Pourquoi Poutine s’acharne-t-il à détruire l’Ukraine, au prix d’une saignée économique et humaine que même ses propres services doivent juger insoutenable ? Dans ce texte, l’historienne Françoise Thom écarte les explications habituelles — la revanche sur la révolution orange de 2004, la volonté d’humilier l’Occident, la peur d’un foyer démocratique aux portes de la Russie — comme insuffisantes à elles seules. Elle part plutôt des propres mots du président russe, de plus en plus désinhibé par l’âge et l’habitude du pouvoir absolu : en 2024, il confie que la paix l’ennuie et que l’action, même sous forme de balles sifflantes, le rassure ; en 2026, il s’inquiète de ce que feront les Russes une fois la guerre terminée ; et devant des enseignants, il compare crûment le monde à une chaîne alimentaire où les orques dépècent les ours blancs — leçon, dit-il, à transmettre aux enfants pour justifier la guerre.

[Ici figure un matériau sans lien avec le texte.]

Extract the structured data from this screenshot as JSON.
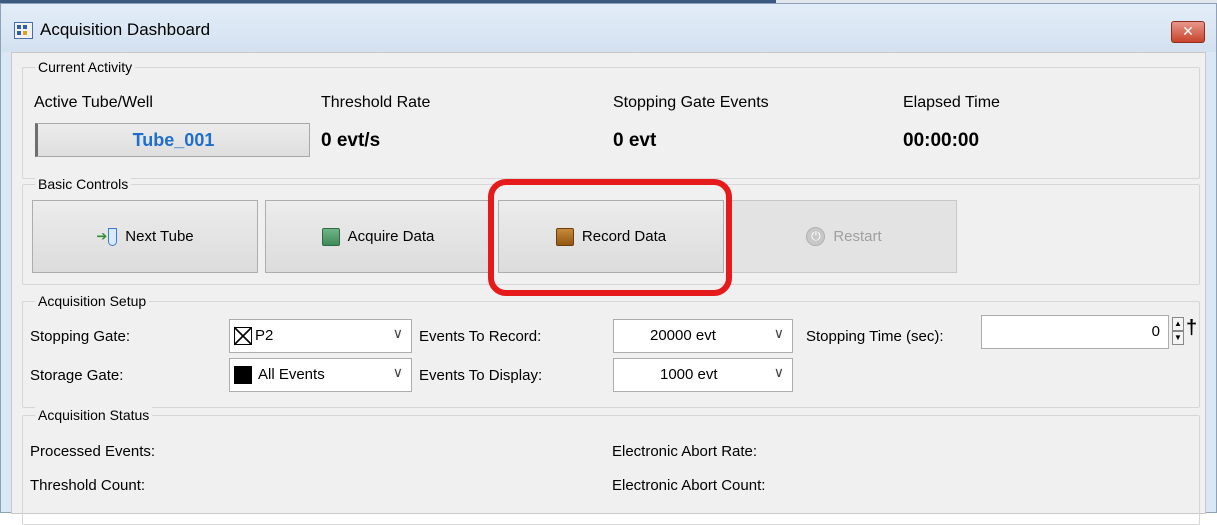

De ces aveux, Françoise Thom tire une conclusion glaçante : c’est l’état de guerre lui-même, plus que la victoire, qui fascine Poutine. Pour comprendre pourquoi, elle remonte au XVe siècle et à la chute de Constantinople : les chroniqueurs byzantins expliquaient déjà la fulgurante expansion ottomane par le système des janissaires — de jeunes captifs chrétiens convertis, dressés à une fidélité fanatique au sultan, qui finissaient par haïr leurs propres compatriotes plus que quiconque. Thom retrouve ce même mécanisme d’asservissement en cascade chez Catherine II, dans les écoles du Komintern stalinien, puis chez Poutine lui-même : les Kadyrov tchétchènes, les populations ukrainiennes occupées jetées dans les « assauts de boucherie », les soldats nord-coréens importés. Le projet ultime, selon elle, ne s’arrête pas à l’Ukraine : il consiste à retourner les vaincus contre l’Europe elle-même, via des partis prorusses cultivés dans chaque pays — un processus qui, à ses yeux, n’en est encore qu’à ses débuts. (NDLR)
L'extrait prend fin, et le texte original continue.